As for this usually being the case, yes, it is. You won't see this in circuits classes, of course, as you usually don't deal with infinite circuits in those classes. But we do infinite electrical systems in physics all the time in electricity and magnetism courses. Makes the math easier.

[DeadCatX2]

Why not?

Again I'll bring up my example before... an infinite grid of resistors, all horizontal resistors have 1A going from left-to-right, vertical resistors have 0A. A voltage source over a knight's move, with 2V (with an ammeter in series).
This system:
* Is consistent with Kirchoff's Current Law on any finite set of nodes.
* Is consistent with Kirchoff's Voltage Law on any finite loop.
* Is consistent with the 2V voltage source.
* Has no current running through the voltage source.
Thus the ammeter will read 0A, so it will appear that the circuit has inifinite resistance.

Where's the flaw in this reasoning?

Well, at first I thought you were saying that the difficulty in measuring the equivalent resistance created by adding a current flow across the grid meant that the resistance would be non-constant. I see now that you do not hold this opinion, but it is why I brought up superposition; the current flowing across the grid is not going to stop other current from flowing.

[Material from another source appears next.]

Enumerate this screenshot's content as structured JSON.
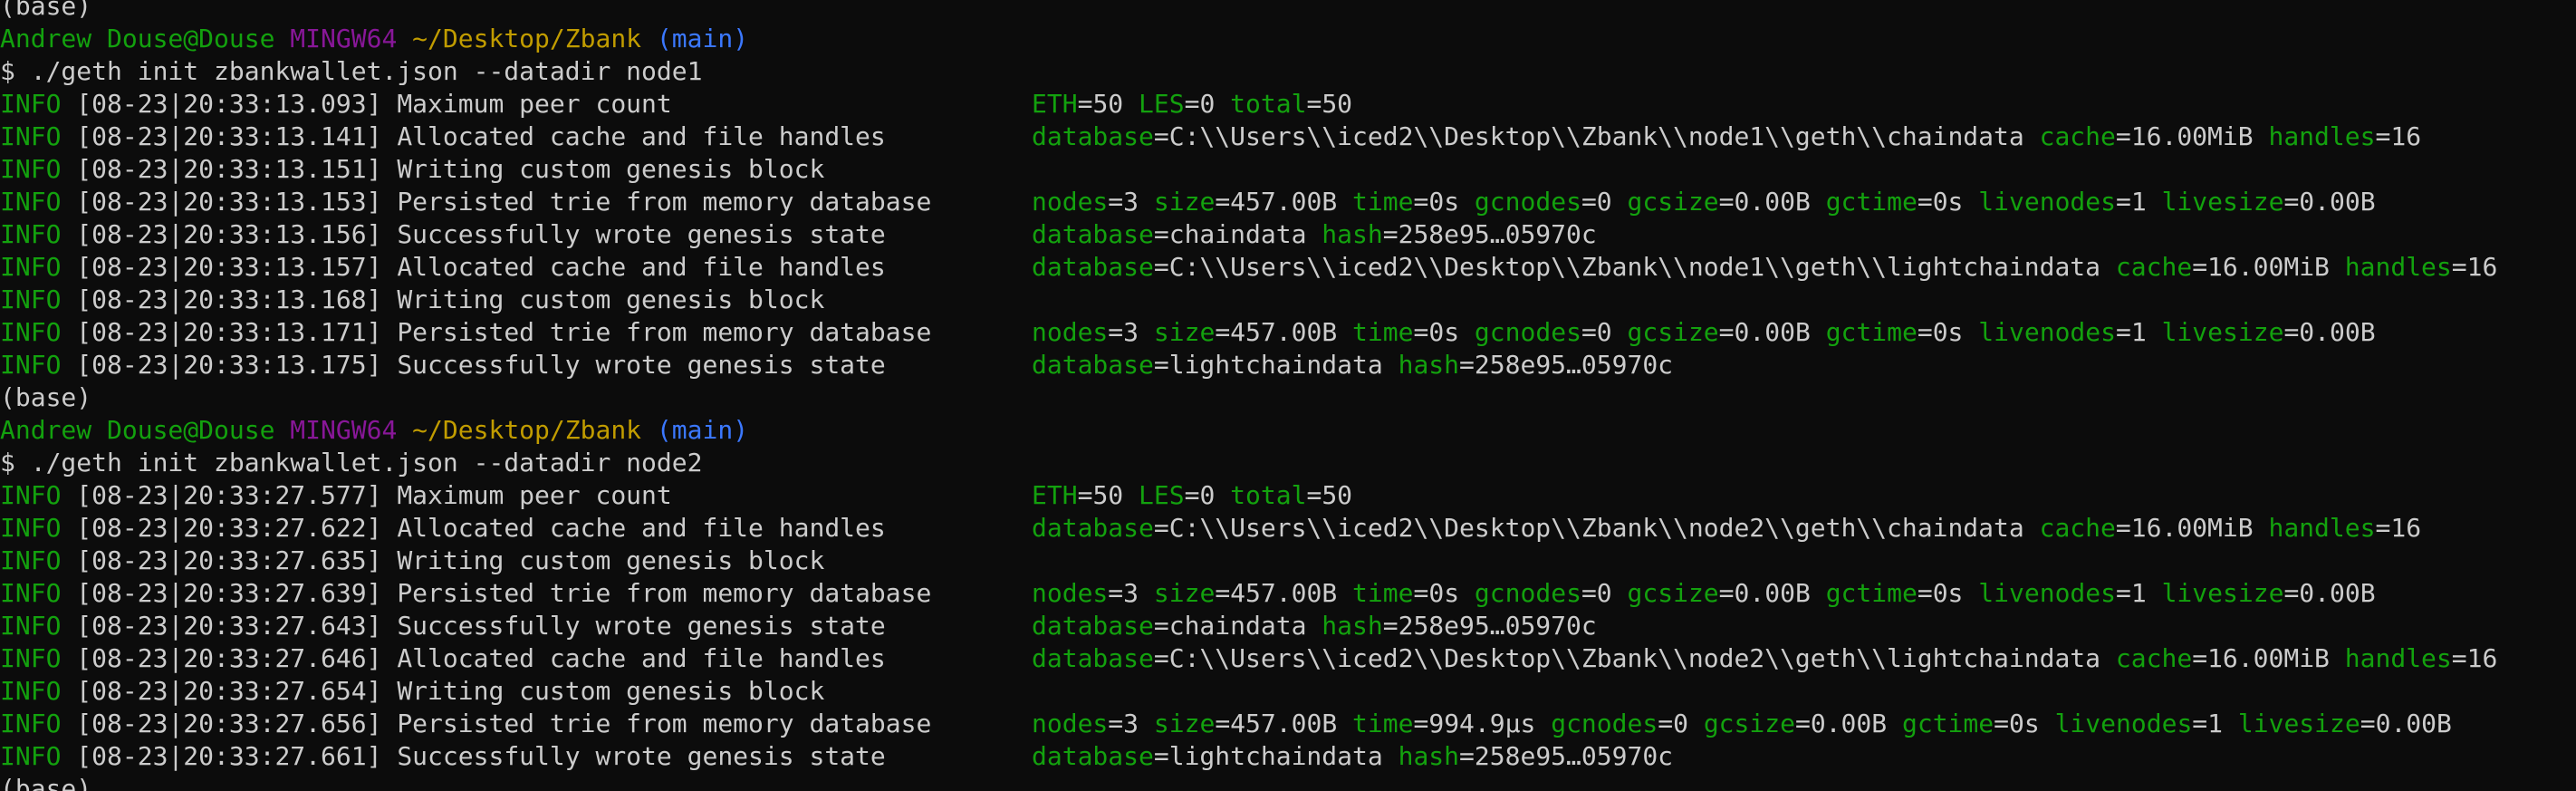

Besides, it's a grid of ideal resistors and there were no voltage sources specified. This leads one to assume that the periphery of the grid is floating, which is inconsistent with your 1A current, so I will say that it is your current which is inconsistent. But messing up in the presence of mysterious external currents is not a trait solely of infinite circuits, as you pointed out with the multi-meter scenario earlier. So, voltage/current injection and current/voltage reading are just as reasonably applied to infinite circuits as their finite counterparts.

Besides for that, your idea is actually pretty neat; it effectively eliminates the existence of one of the dimensions. But, the circuit only appears to have infinite resistance because of the specific combination of current and voltage sources that you've chosen. You've legislated something like a balanced wheatstone bridge, which is like stacking the cards so we have no choice but to divide by zero. If you were to apply any other voltage or current sources, the ammeter will register a non-zero value.

[ryan_hutchins]

I believe that the equivalent resistance is 13/36 ohms. If anyone knows about the correctness of this answer, please let me know. If it turns out to be right, I'll explain how I got it. I used a similar method to one that I developed as a freshman for doing a certain challenge problem on one of our problem sets.

[Simetrical]

The correct answer was already posted on the first page, twice, and multiple times since then. 4/π − 0.5. References were posted by page three, along with a general solution for the resistance between any two nodes. No offense, but you could at least try to skim the first few pages.